La Russie place la Bourse des métaux de Londres face à un choix cornélien -Market Blog
12 Octobre 2022 - 12:36PM
Dow Jones News
Par Corentin Chappron
PARIS (Agefi-Dow Jones)--Les ramifications financières de la guerre
en Ukraine ne cessent de s'étendre. Le London Metal Exchange (LME),
la principale Bourse sur laquelle sont cotés les métaux, est
désormais confronté à un choix cornélien : interdire les métaux
russes, quitte à bouleverser les marchés mondiaux, ou les laisser
traiter, au risque de subir une nouvelle vague de sanctions. Le LME
demande à ses membres de réagir avant le 28 octobre.
500 entrepôts dans 32 localisations
La question est d'importance. La Bourse a beau être un "marché de
dernier ressort", puisque la plupart des producteurs et des
consommateurs de matières premières signent des contrats sans
passer par les marchés à terme, le LME joue un rôle de découverte
et de fixation de prix. Une partie des contrats d'approvisionnement
sont ainsi indexés sur les prix du LME. La Bourse fluidifie aussi
les transactions, en permettant aux acteurs de limiter les risques
de prix en étant courts (pour les vendeurs de cargaison physique)

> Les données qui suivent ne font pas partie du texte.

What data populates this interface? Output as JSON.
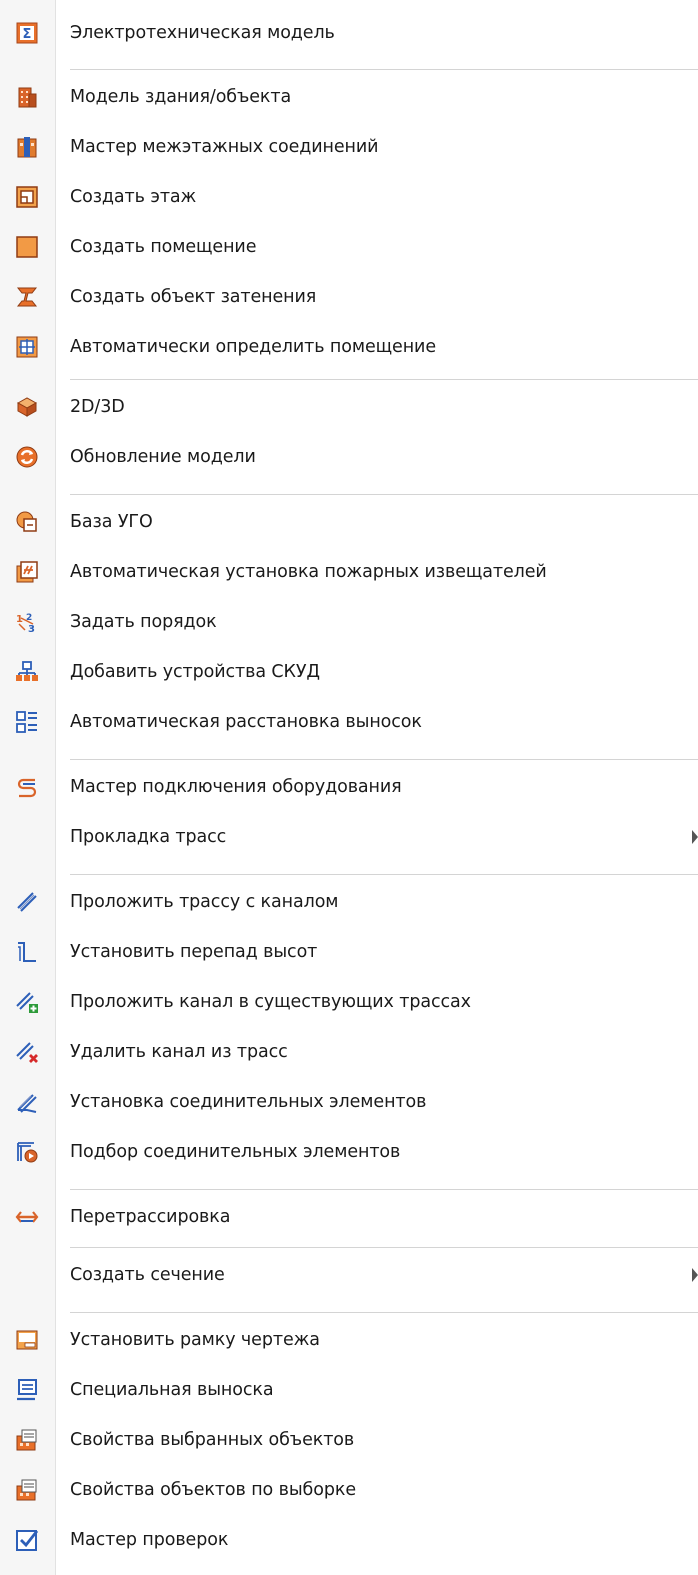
{
  "menu": {
    "items": [
      {
        "label": "Электротехническая модель",
        "icon": "electrical-model-icon"
      },
      {
        "label": "Модель здания/объекта",
        "icon": "building-model-icon"
      },
      {
        "label": "Мастер межэтажных соединений",
        "icon": "interfloor-connections-icon"
      },
      {
        "label": "Создать этаж",
        "icon": "create-floor-icon"
      },
      {
        "label": "Создать помещение",
        "icon": "create-room-icon"
      },
      {
        "label": "Создать объект затенения",
        "icon": "shading-object-icon"
      },
      {
        "label": "Автоматически определить помещение",
        "icon": "auto-detect-room-icon"
      },
      {
        "label": "2D/3D",
        "icon": "2d-3d-icon"
      },
      {
        "label": "Обновление модели",
        "icon": "refresh-model-icon"
      },
      {
        "label": "База УГО",
        "icon": "symbol-database-icon"
      },
      {
        "label": "Автоматическая установка пожарных извещателей",
        "icon": "fire-detectors-icon"
      },
      {
        "label": "Задать порядок",
        "icon": "set-order-icon"
      },
      {
        "label": "Добавить устройства СКУД",
        "icon": "access-control-devices-icon"
      },
      {
        "label": "Автоматическая расстановка выносок",
        "icon": "auto-callouts-icon"
      },
      {
        "label": "Мастер подключения оборудования",
        "icon": "equipment-connection-icon"
      },
      {
        "label": "Прокладка трасс",
        "icon": "",
        "submenu": true
      },
      {
        "label": "Проложить трассу с каналом",
        "icon": "route-with-channel-icon"
      },
      {
        "label": "Установить перепад высот",
        "icon": "height-difference-icon"
      },
      {
        "label": "Проложить канал в существующих трассах",
        "icon": "add-channel-icon"
      },
      {
        "label": "Удалить канал из трасс",
        "icon": "remove-channel-icon"
      },
      {
        "label": "Установка соединительных элементов",
        "icon": "connecting-elements-icon"
      },
      {
        "label": "Подбор соединительных элементов",
        "icon": "select-connecting-elements-icon"
      },
      {
        "label": "Перетрассировка",
        "icon": "reroute-icon"
      },
      {
        "label": "Создать сечение",
        "icon": "",
        "submenu": true
      },
      {
        "label": "Установить рамку чертежа",
        "icon": "drawing-frame-icon"
      },
      {
        "label": "Специальная выноска",
        "icon": "special-callout-icon"
      },
      {
        "label": "Свойства выбранных объектов",
        "icon": "selected-properties-icon"
      },
      {
        "label": "Свойства объектов по выборке",
        "icon": "selection-properties-icon"
      },
      {
        "label": "Мастер проверок",
        "icon": "check-wizard-icon"
      }
    ]
  }
}
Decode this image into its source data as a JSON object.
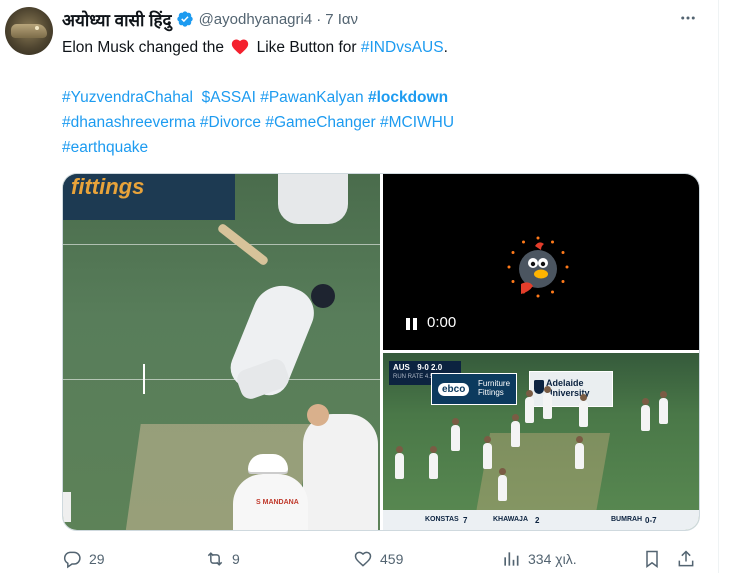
{
  "tweet": {
    "author": {
      "display_name": "अयोध्या वासी हिंदु",
      "handle": "@ayodhyanagri4",
      "verified": true
    },
    "time": "7 Ιαν",
    "text": {
      "line1_before": "Elon Musk changed the ",
      "line1_after": " Like Button for ",
      "line1_tag": "#INDvsAUS",
      "line1_end": ".",
      "hashtags_line2": [
        "#YuzvendraChahal",
        "$ASSAI",
        "#PawanKalyan",
        "#lockdown"
      ],
      "hashtags_line3": [
        "#dhanashreeverma",
        "#Divorce",
        "#GameChanger",
        "#MCIWHU"
      ],
      "hashtags_line4": [
        "#earthquake"
      ]
    },
    "media": {
      "left_banner": "fittings",
      "umpire_shirt": "S MANDANA",
      "video_time": "0:00",
      "scoreboard": {
        "team": "AUS",
        "score": "9-0",
        "overs": "2.0",
        "sub": "RUN RATE 4.50"
      },
      "ad_left_brand": "ebco",
      "ad_left_text": "Furniture Fittings",
      "ad_right_text": "Adelaide University",
      "ticker": {
        "batter1": "KONSTAS",
        "batter1_runs": "7",
        "batter2": "KHAWAJA",
        "batter2_runs": "2",
        "bowler": "BUMRAH",
        "bowler_figures": "0-7"
      }
    },
    "actions": {
      "replies": "29",
      "reposts": "9",
      "likes": "459",
      "views": "334 χιλ."
    }
  },
  "colors": {
    "link": "#1d9bf0",
    "muted": "#536471",
    "heart": "#f4212e",
    "verified": "#1d9bf0"
  },
  "icons": [
    "more-icon",
    "verified-badge-icon",
    "heart-emoji-icon",
    "reply-icon",
    "repost-icon",
    "like-icon",
    "views-icon",
    "bookmark-icon",
    "share-icon",
    "pause-icon",
    "loading-spinner-icon"
  ]
}
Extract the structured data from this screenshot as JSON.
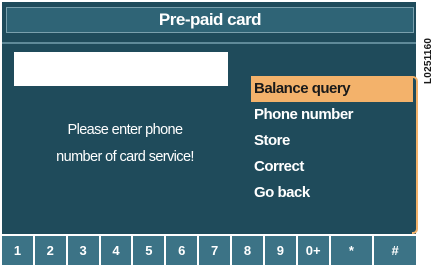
{
  "title": "Pre-paid card",
  "input": {
    "value": ""
  },
  "prompt": {
    "line1": "Please enter phone",
    "line2": "number of card service!"
  },
  "menu": {
    "items": [
      {
        "label": "Balance query",
        "selected": true
      },
      {
        "label": "Phone number",
        "selected": false
      },
      {
        "label": "Store",
        "selected": false
      },
      {
        "label": "Correct",
        "selected": false
      },
      {
        "label": "Go back",
        "selected": false
      }
    ]
  },
  "keypad": {
    "keys": [
      "1",
      "2",
      "3",
      "4",
      "5",
      "6",
      "7",
      "8",
      "9",
      "0+",
      "*",
      "#"
    ]
  },
  "image_code": "L0251160",
  "colors": {
    "background": "#1f4b5b",
    "highlight": "#f3b26b",
    "keypad": "#3c7386"
  }
}
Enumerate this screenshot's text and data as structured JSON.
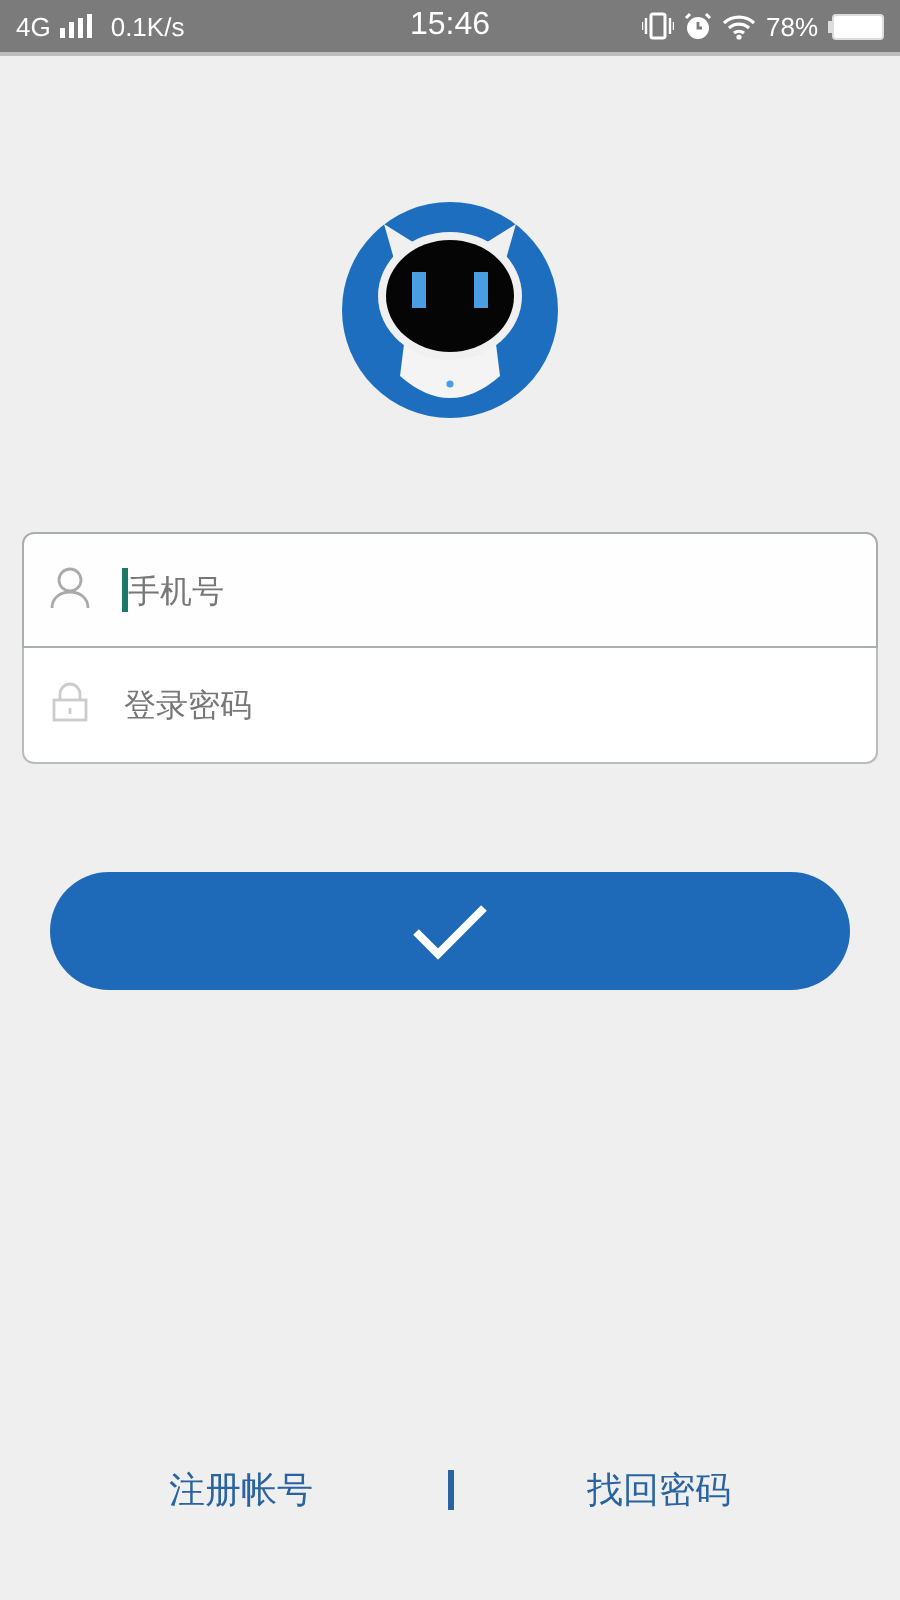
{
  "status_bar": {
    "network": "4G",
    "speed": "0.1K/s",
    "time": "15:46",
    "battery": "78%"
  },
  "login_form": {
    "fields": [
      {
        "kind": "phone",
        "placeholder": "手机号",
        "focused": true
      },
      {
        "kind": "password",
        "placeholder": "登录密码",
        "focused": false
      }
    ]
  },
  "footer_links": [
    {
      "label": "注册帐号"
    },
    {
      "label": "找回密码"
    }
  ]
}
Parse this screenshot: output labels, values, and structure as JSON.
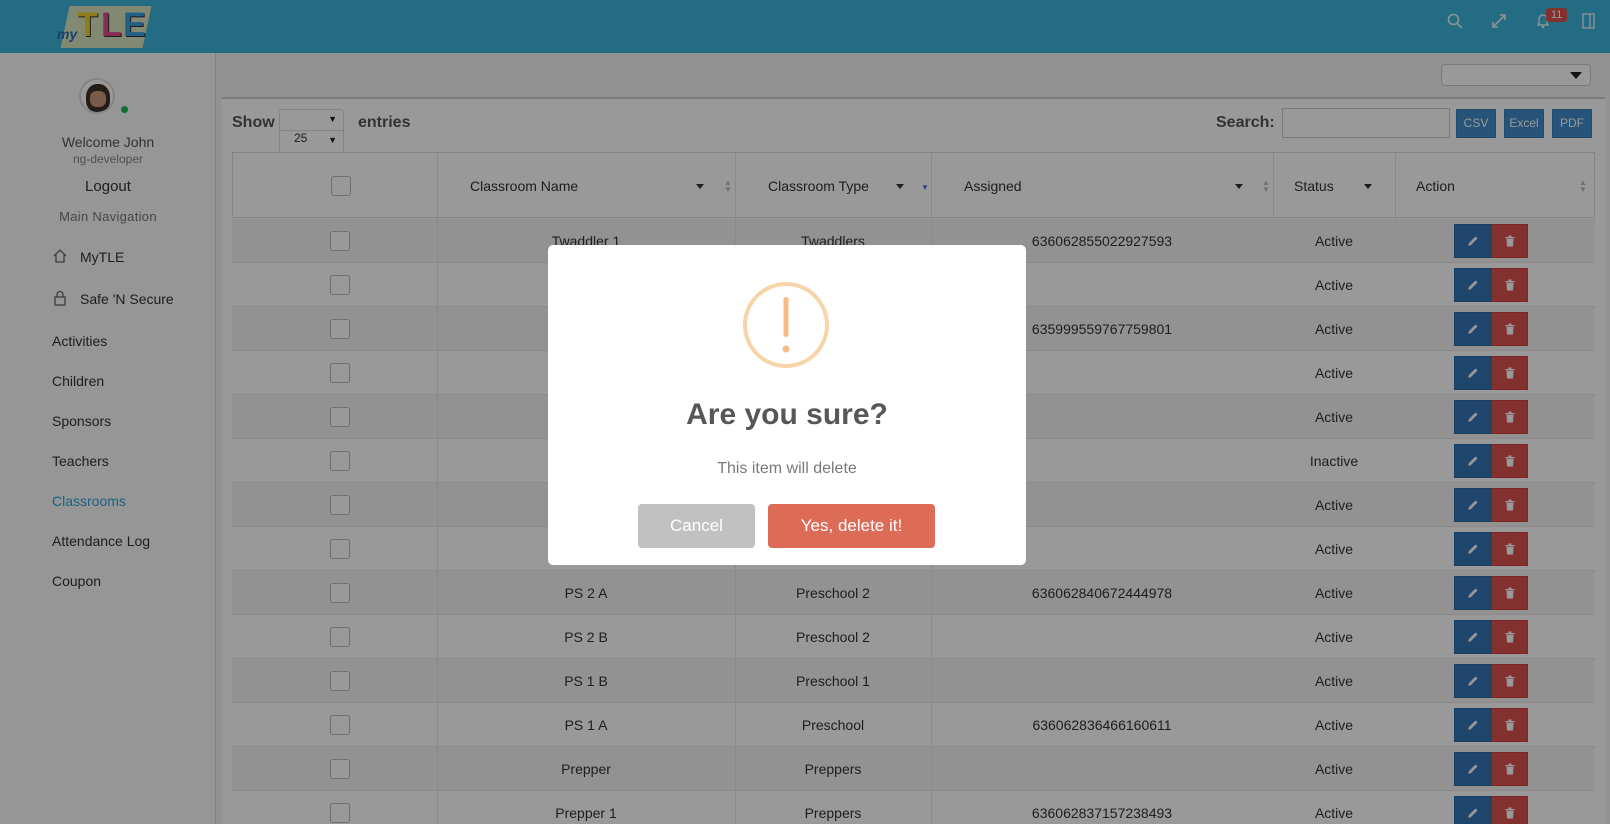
{
  "app": {
    "logo_prefix": "my",
    "logo_letters": [
      "T",
      "L",
      "E"
    ],
    "notification_count": "11"
  },
  "sidebar": {
    "welcome": "Welcome John",
    "role": "ng-developer",
    "logout": "Logout",
    "section_title": "Main Navigation",
    "items": [
      {
        "label": "MyTLE",
        "icon": "home-icon"
      },
      {
        "label": "Safe 'N Secure",
        "icon": "lock-icon"
      },
      {
        "label": "Activities"
      },
      {
        "label": "Children"
      },
      {
        "label": "Sponsors"
      },
      {
        "label": "Teachers"
      },
      {
        "label": "Classrooms",
        "active": true
      },
      {
        "label": "Attendance Log"
      },
      {
        "label": "Coupon"
      }
    ],
    "active_color": "#2aa3d6"
  },
  "toolbar": {
    "show_label": "Show",
    "entries_label": "entries",
    "page_length": "25",
    "search_label": "Search:",
    "search_value": "",
    "csv": "CSV",
    "excel": "Excel",
    "pdf": "PDF"
  },
  "table": {
    "columns": [
      "Classroom Name",
      "Classroom Type",
      "Assigned",
      "Status",
      "Action"
    ],
    "rows": [
      {
        "name": "Twaddler 1",
        "type": "Twaddlers",
        "assigned": "636062855022927593",
        "status": "Active"
      },
      {
        "name": "",
        "type": "",
        "assigned": "",
        "status": "Active"
      },
      {
        "name": "",
        "type": "",
        "assigned": "635999559767759801",
        "status": "Active"
      },
      {
        "name": "",
        "type": "",
        "assigned": "",
        "status": "Active"
      },
      {
        "name": "",
        "type": "",
        "assigned": "",
        "status": "Active"
      },
      {
        "name": "",
        "type": "",
        "assigned": "",
        "status": "Inactive"
      },
      {
        "name": "",
        "type": "",
        "assigned": "",
        "status": "Active"
      },
      {
        "name": "",
        "type": "",
        "assigned": "",
        "status": "Active"
      },
      {
        "name": "PS 2 A",
        "type": "Preschool 2",
        "assigned": "636062840672444978",
        "status": "Active"
      },
      {
        "name": "PS 2 B",
        "type": "Preschool 2",
        "assigned": "",
        "status": "Active"
      },
      {
        "name": "PS 1 B",
        "type": "Preschool 1",
        "assigned": "",
        "status": "Active"
      },
      {
        "name": "PS 1 A",
        "type": "Preschool",
        "assigned": "636062836466160611",
        "status": "Active"
      },
      {
        "name": "Prepper",
        "type": "Preppers",
        "assigned": "",
        "status": "Active"
      },
      {
        "name": "Prepper 1",
        "type": "Preppers",
        "assigned": "636062837157238493",
        "status": "Active"
      }
    ]
  },
  "modal": {
    "title": "Are you sure?",
    "text": "This item will delete",
    "cancel": "Cancel",
    "confirm": "Yes, delete it!",
    "icon": "warning-icon",
    "icon_color": "#f8bb86",
    "confirm_color": "#dd6b55"
  }
}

ou longs (pour les acheteurs) sur les contrats à terme. Enfin,
l'échange contribue à équilibrer les marchés, puisqu'il dispose
d'un réseau mondial de plus de 500 entrepôts, dans 32
localisations, capable d'absorber un excès de production lorsque la
demande est faible, ou de rééquilibrer un manque d'offre.
A ces trois mécanismes s'ajoute l'importance de la Russie. Le pays
représente 16,4% des exportations mondiales de nickel (première
place), 6,8% du cuivre (deuxième place), 10% de l'aluminium (2e
place) et 7,4% de l'acier mondial (2e place). L'Europe, Suisse
incluse, est elle-même une plateforme importante du négoce pour les
exports russes. Elle en représente la quasi-totalité pour le
nickel, les deux tiers pour le cuivre, la moitié pour l'aluminium
et le quart pour l'acier, selon des chiffres du fournisseur de
données OEC.
Surstockage
Ce sont précisément les interactions entre ces quatre points qui
inquiètent le LME. "Face à la menace de sanctions, les producteurs
russes envisagent de stocker leur production directement sur les
marchés organisés", résume Jean-François Lambert, fondateur de
Lambert Commodities. "Ce qui n'est, en temps normal, jamais une
option pour ces acteurs, qui préfèrent s'engager sur des contrats à
long terme avec leurs acheteurs. Le risque est celui d'un choc sur
les prix, lié à une suraccumulation de métal russe". De fait, les
contrats sur le LME sont adossés à une quantité physique de matière
première détenue dans l'un des entrepôts de l'échange.
Si les métaux russes constituent une large portion des stocks, les
contrats sur le LME refléteront le prix de ces métaux. Et s'il est
difficile ou impossible de les échanger, il se créera une prime
entre métal russe et métal non-russe : les prix du LME ne seront
pas ceux du reste des marchés. L'inquiétude de l'échange est
d'autant plus vive qu'il est déjà arrivé que la part de métal russe
dans les stocks soit considérable : jusqu'à plus de 80% des
inventaires pour le cuivre en 2021 (contre plus de 60% aujourd'hui)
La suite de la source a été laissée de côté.